Bütün aile kumanda kapma peşinde.
Çocuklarımızı başkaları için besleyerek büyütmüşüz.
Başkalarının ellerine okutmak için teslim etmişiz.
Okuttuktan sonrada başkalarının fikirleri ile karşımıza çıkıyor.
İşte o zaman kaybettiğimizi anlıyoruz.
Ne zaman çocuklarımızı kaybettik.
O zaman sesimizi yükseltiyoruz.
İşte o zaman acıyla kıvranıyoruz.
Geç!
Çok geç!
O zamana kadar neredeydin be adam!
Demezler mi adama?
Sadece beslemek yeterli olduğunu sanıyorsan?
Sadece isteklerinin yerine gelmesi, istediğin gibi bir evladın yetişmesine yeterlimidir? Sadece nefsini beslemekle onu savunmasız bıraktığının farkındamısın?
Bedenini besledin beynini ruhunu niçin beslemedin de başkalarına güvendin.
Hani bir hikâye varya onun gibi.
Hikâye şöyle idi!

Herkes, birisi, herhangibiri ve hiçkimse adlı dört kişi hakkında.
Yapılması gereken önemli bir iş vardı.

Herkes, birisini, nin bu işi yapacağından emindi.
Gerçi bu işi herhangibiri, de yapabilirdi.
Ama hiçkimse yapmadı.
Birisi buna çok kızdı.
Çünkü iş herkesin, in işiydi.
Herkes, herhangibiri, nin bu işi yapabileceğini düşünüyordu.

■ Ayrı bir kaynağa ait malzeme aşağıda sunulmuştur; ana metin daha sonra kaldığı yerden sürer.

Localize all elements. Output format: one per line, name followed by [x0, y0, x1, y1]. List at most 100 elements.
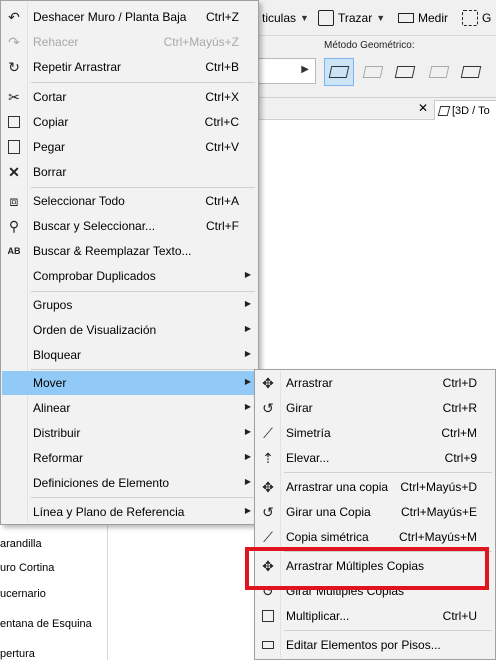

Ama hiçkimse, herkes, in yapamayacağının farkında değildi.
Sonunda herhangibiri, nin yapabileceği bir işi hiçkimse yapmadığı için herkes, birisi, ni suçladı.

Yani yapacağımızı başkalarından beklemek yerine nesillerimize kendimiz sahip olmamız gerekli değilmi?
İdi.Vahdetimizin olmadığı, ailemize yavrularımıza ayıramadığımız zamanımız olmadığı bir hayattan daha ne bekliyoruz.
ALLAH’IN c.c. rızası olmadığı, resulünün ikaz ettiği fakat bizim tersini yaptığımız bir yaşamdan zarar görmemiz pek tabii.
Ümmetin vahdeti hepimizin kurtuluşuna sebeb olacaktır.
Vahdetin aleyhine olan işlere firen, vahdetin lehine olan işlere de destek olalım.
Bütün bunları ALLAH’IN rızası için yapalım.
RAB’bim ümmeti ve insanlığı doğru yoldan ayırmasın.